Après la lecture de ce roman, on ne peut plus croire si tant est qu'on y croyait avant, que c'est par plaisir que les candidats à l'exil viennent clandestinement en occident. Lorsqu'on lit le calvaire de leur voyage, les méthodes inhumaines employées par les passeurs qui se font payer cher, et le cauchemar de leurs conditions de vie et de travail lorsqu'ils en trouvent : les employeurs des clandestins sont de véritables négriers et leur manière de choisir tel ou tel ouvrier se rapproche des marchés aux esclaves.

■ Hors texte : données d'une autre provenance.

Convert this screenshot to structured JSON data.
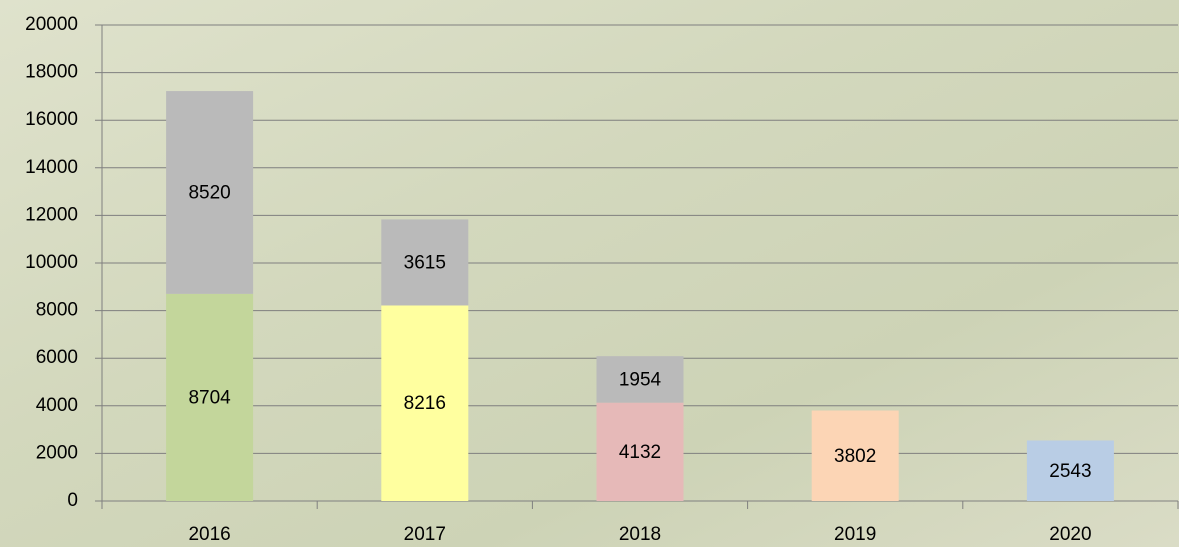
{
  "chart_data": {
    "type": "stacked_bar",
    "categories": [
      "2016",
      "2017",
      "2018",
      "2019",
      "2020"
    ],
    "series": [
      {
        "colors": [
          "#c3d69b",
          "#ffff9f",
          "#e6b9b8",
          "#fcd5b5",
          "#b9cde5"
        ],
        "values": [
          8704,
          8216,
          4132,
          3802,
          2543
        ]
      },
      {
        "color": "#bababa",
        "values": [
          8520,
          3615,
          1954,
          null,
          null
        ]
      }
    ],
    "ylim": [
      0,
      20000
    ],
    "yticks": [
      0,
      2000,
      4000,
      6000,
      8000,
      10000,
      12000,
      14000,
      16000,
      18000,
      20000
    ],
    "grid": true
  }
}
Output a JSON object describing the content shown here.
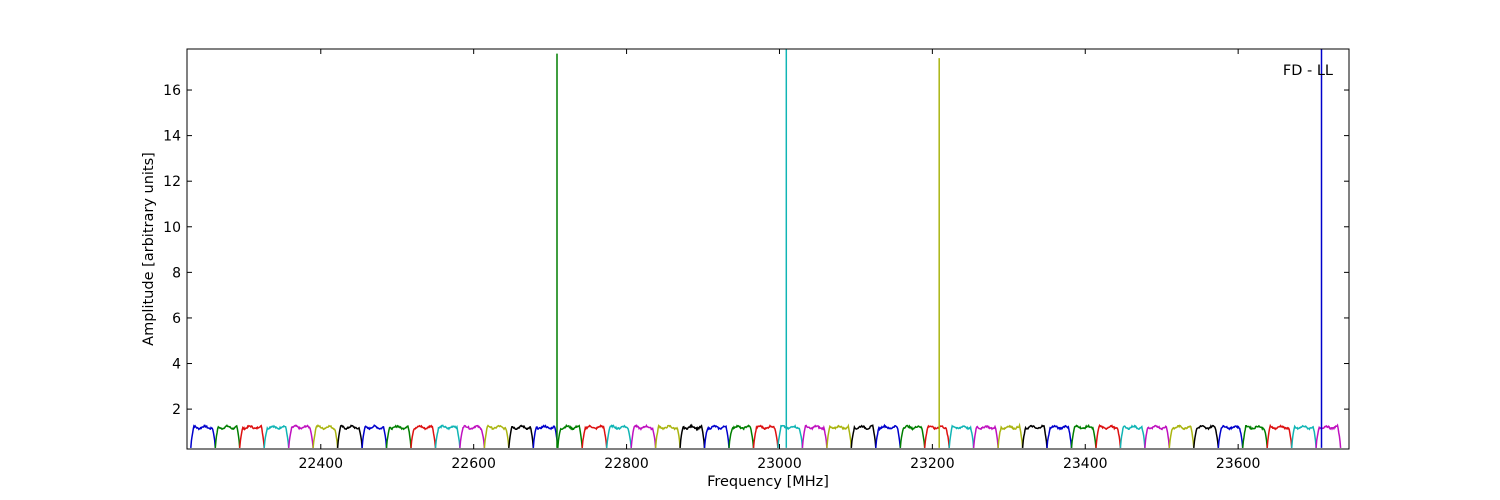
{
  "chart_data": {
    "type": "line",
    "title": "",
    "xlabel": "Frequency [MHz]",
    "ylabel": "Amplitude [arbitrary units]",
    "annotation": "FD - LL",
    "legend": "none",
    "grid": false,
    "xlim": [
      22225,
      23745
    ],
    "ylim": [
      0.25,
      17.8
    ],
    "xticks": [
      22400,
      22600,
      22800,
      23000,
      23200,
      23400,
      23600
    ],
    "xtick_labels": [
      "22400",
      "22600",
      "22800",
      "23000",
      "23200",
      "23400",
      "23600"
    ],
    "yticks": [
      2,
      4,
      6,
      8,
      10,
      12,
      14,
      16
    ],
    "ytick_labels": [
      "2",
      "4",
      "6",
      "8",
      "10",
      "12",
      "14",
      "16"
    ],
    "channel_width_mhz": 32,
    "channel_amplitude": 1.2,
    "baseline_amplitude": 0.3,
    "colors": [
      "#0000cc",
      "#007f00",
      "#dd1111",
      "#11b5b5",
      "#bf11bf",
      "#aab511",
      "#000000"
    ],
    "channel_starts": [
      22230,
      22262,
      22294,
      22326,
      22358,
      22390,
      22422,
      22454,
      22486,
      22518,
      22550,
      22582,
      22614,
      22646,
      22678,
      22710,
      22742,
      22774,
      22806,
      22838,
      22870,
      22902,
      22934,
      22966,
      22998,
      23030,
      23062,
      23094,
      23126,
      23158,
      23190,
      23222,
      23254,
      23286,
      23318,
      23350,
      23382,
      23414,
      23446,
      23478,
      23510,
      23542,
      23574,
      23606,
      23638,
      23670,
      23702
    ],
    "spikes": [
      {
        "x": 22709,
        "y": 17.6,
        "color": "#007f00"
      },
      {
        "x": 23009,
        "y": 17.8,
        "color": "#11b5b5"
      },
      {
        "x": 23209,
        "y": 17.4,
        "color": "#aab511"
      },
      {
        "x": 23709,
        "y": 17.8,
        "color": "#0000cc"
      }
    ]
  }
}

Ce n'est pas un roman que l'on lit pour se détendre, néanmoins, parce qu'il ne peut pas ne pas y avoir une once d'espoir, un minuscule ilot de bonheur dans un tel malheur, Pascal Manoukian ose intégrer une famille de Français pleine d'amour et d'envie d'aider son prochain. Cela ne suffira peut-être pas, mais Virgil, Assan, Iman et Chanchal profitent de toutes les minutes, de chaque seconde d'icelles, comme si elles ne devaient pas se renouveler.

Un roman magnifique, fort et poignant. Bouleversant disais-je en entrée d'article. Je confirme, bouleversant.

A rapprocher de l'excellent film passé récemment sur Arte je crois, La pirogue, de Moussa Touré.

A noter pour finir que Pascal Manoukian est un journaliste, spécialiste des zones de conflits et qu'il a déjà écrit un témoignage sur ses années de guerre : Le diable au creux de la main, paru en 2013 chez Don Quichotte.